La lettre, signée par Anton, le frère de Shireen, au nom de toute la famille, replace le meurtre de "notre Shireen" dans le contexte d’une impunité israélienne sans limite et garantie par les États-Unis - et de l’impatience croissante des démocrates face à cette impunité.
« Les forces israéliennes ne connaissent depuis longtemps aucune limite, perpétrant des crimes de guerre et tuant des civils palestiniens en toute impunité, y compris ceux qui sont clairement identifiables comme des enfants, du personnel médical et des journalistes. Les responsables et les forces armées israéliens bénéficient d’une aide inconditionnelle des États-Unis en matière d’armement et de financement, puis d’un soutien diplomatique quasi absolu pour protéger les responsables israéliens de toute responsabilité.
Depuis que les forces israéliennes ont tué notre Shireen, les législateurs ont fait pression sur vous pour que vous respectiez la ferme condamnation et l’appel à une "responsabilité totale" concernant la mort de Shireen...
Les actions de votre administration ne peuvent être considérées que comme une tentative d’effacer le meurtre extrajudiciaire de Shireen et de consolider l’impunité systémique dont jouissent les responsables israéliens pour avoir tué illégalement des Palestiniens. »
L’administration Biden a semblé s’opposer à la famille Abu Akleh lors d’un briefing du département d’État le 5 juillet, au cours duquel les journalistes ont martelé un porte-parole sur la façon dont le département d’État aurait pu tirer des conclusions sur les intentions du tueur sans interroger les soldats israéliens.

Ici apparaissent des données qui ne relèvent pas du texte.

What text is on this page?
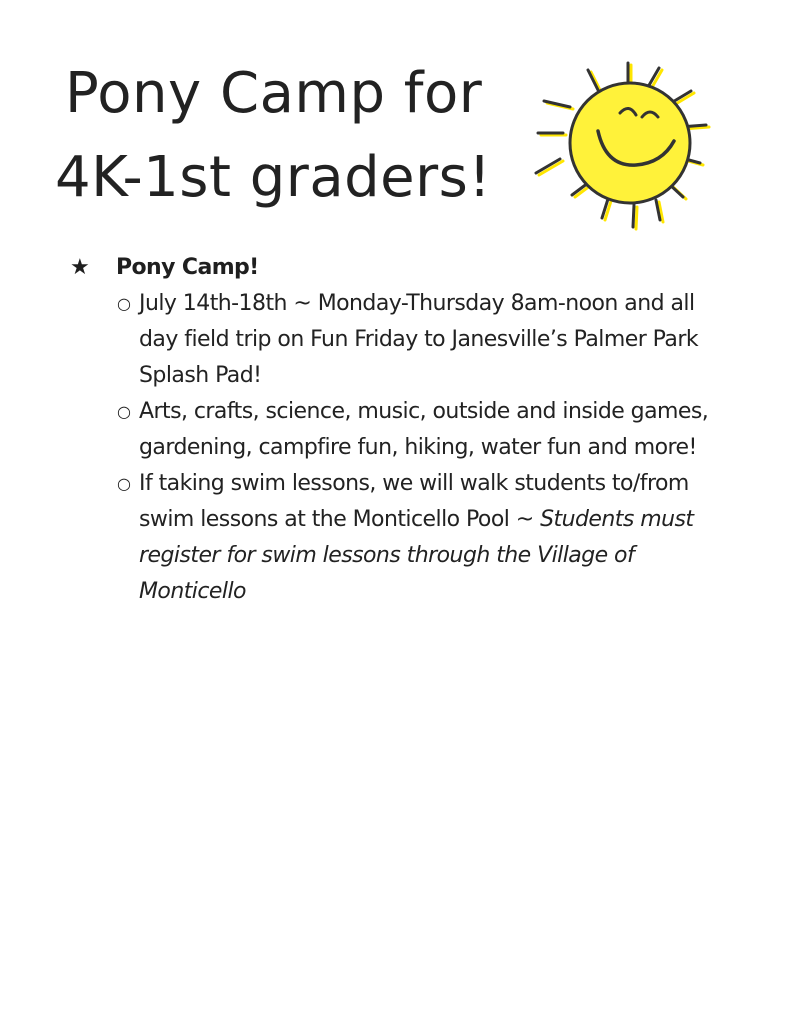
Pony Camp for
4K-1st graders!
★	Pony Camp!
○ July 14th-18th ~ Monday-Thursday 8am-noon and all day field trip on Fun Friday to Janesville’s Palmer Park Splash Pad!
○ Arts, crafts, science, music, outside and inside games, gardening, campfire fun, hiking, water fun and more!
○ If taking swim lessons, we will walk students to/from swim lessons at the Monticello Pool ~ Students must register for swim lessons through the Village of Monticello
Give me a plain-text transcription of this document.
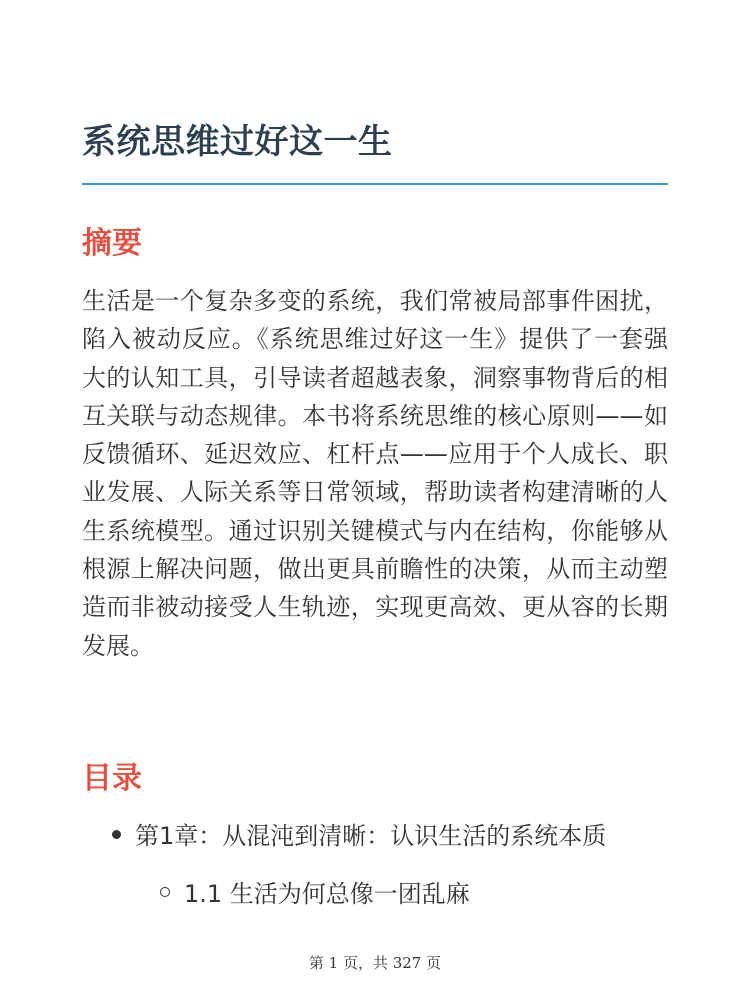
系统思维过好这一生
摘要

生活是一个复杂多变的系统，我们常被局部事件困扰，陷入被动反应。《系统思维过好这一生》提供了一套强大的认知工具，引导读者超越表象，洞察事物背后的相互关联与动态规律。本书将系统思维的核心原则——如反馈循环、延迟效应、杠杆点——应用于个人成长、职业发展、人际关系等日常领域，帮助读者构建清晰的人生系统模型。通过识别关键模式与内在结构，你能够从根源上解决问题，做出更具前瞻性的决策，从而主动塑造而非被动接受人生轨迹，实现更高效、更从容的长期发展。

目录
第1章：从混沌到清晰：认识生活的系统本质
1.1 生活为何总像一团乱麻
第 1 页，共 327 页
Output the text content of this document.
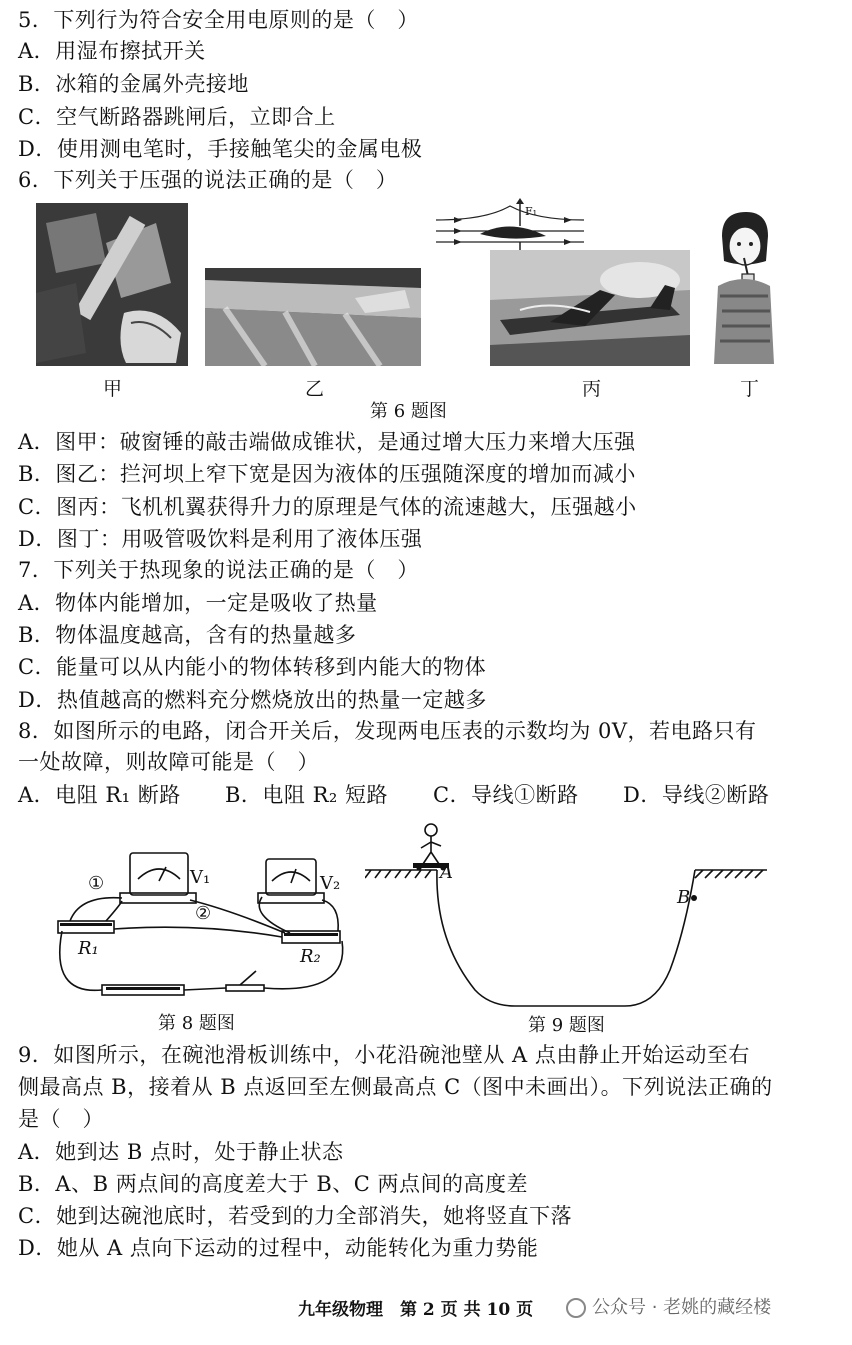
5．下列行为符合安全用电原则的是（　）
A．用湿布擦拭开关
B．冰箱的金属外壳接地
C．空气断路器跳闸后，立即合上
D．使用测电笔时，手接触笔尖的金属电极
6．下列关于压强的说法正确的是（　）
F₁
甲	乙	丙	丁
第 6 题图
A．图甲：破窗锤的敲击端做成锥状，是通过增大压力来增大压强
B．图乙：拦河坝上窄下宽是因为液体的压强随深度的增加而减小
C．图丙：飞机机翼获得升力的原理是气体的流速越大，压强越小
D．图丁：用吸管吸饮料是利用了液体压强
7．下列关于热现象的说法正确的是（　）
A．物体内能增加，一定是吸收了热量
B．物体温度越高，含有的热量越多
C．能量可以从内能小的物体转移到内能大的物体
D．热值越高的燃料充分燃烧放出的热量一定越多
8．如图所示的电路，闭合开关后，发现两电压表的示数均为 0V，若电路只有
一处故障，则故障可能是（　）
A．电阻 R₁ 断路 B．电阻 R₂ 短路 C．导线①断路 D．导线②断路
①
②
V₁	V₂
R₁	R₂
第 8 题图
A
B
第 9 题图
9．如图所示，在碗池滑板训练中，小花沿碗池壁从 A 点由静止开始运动至右
侧最高点 B，接着从 B 点返回至左侧最高点 C（图中未画出）。下列说法正确的
是（　）
A．她到达 B 点时，处于静止状态
B．A、B 两点间的高度差大于 B、C 两点间的高度差
C．她到达碗池底时，若受到的力全部消失，她将竖直下落
D．她从 A 点向下运动的过程中，动能转化为重力势能
九年级物理　第 2 页 共 10 页	公众号 · 老姚的藏经楼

Au cours de ce briefing, Ned Price a déclaré que "les hauts fonctionnaires américains ont été en contact étroit avec la famille Abu Akleh" mais un journaliste a déclaré que la famille Abu Akleh avait été "prise au dépourvu" par les conclusions américaines dans cette affaire.
Cette histoire ne va pas disparaître pendant le voyage de Biden. Nous pouvons être à peu près sûrs qu’il ne rencontrera pas la famille Abu Akleh, que les journalistes l’interrogeront à ce sujet, et que son empressement à rencontrer les dirigeants israéliens pourrait (enfin) nuire à la Maison-Blanche auprès des démocrates.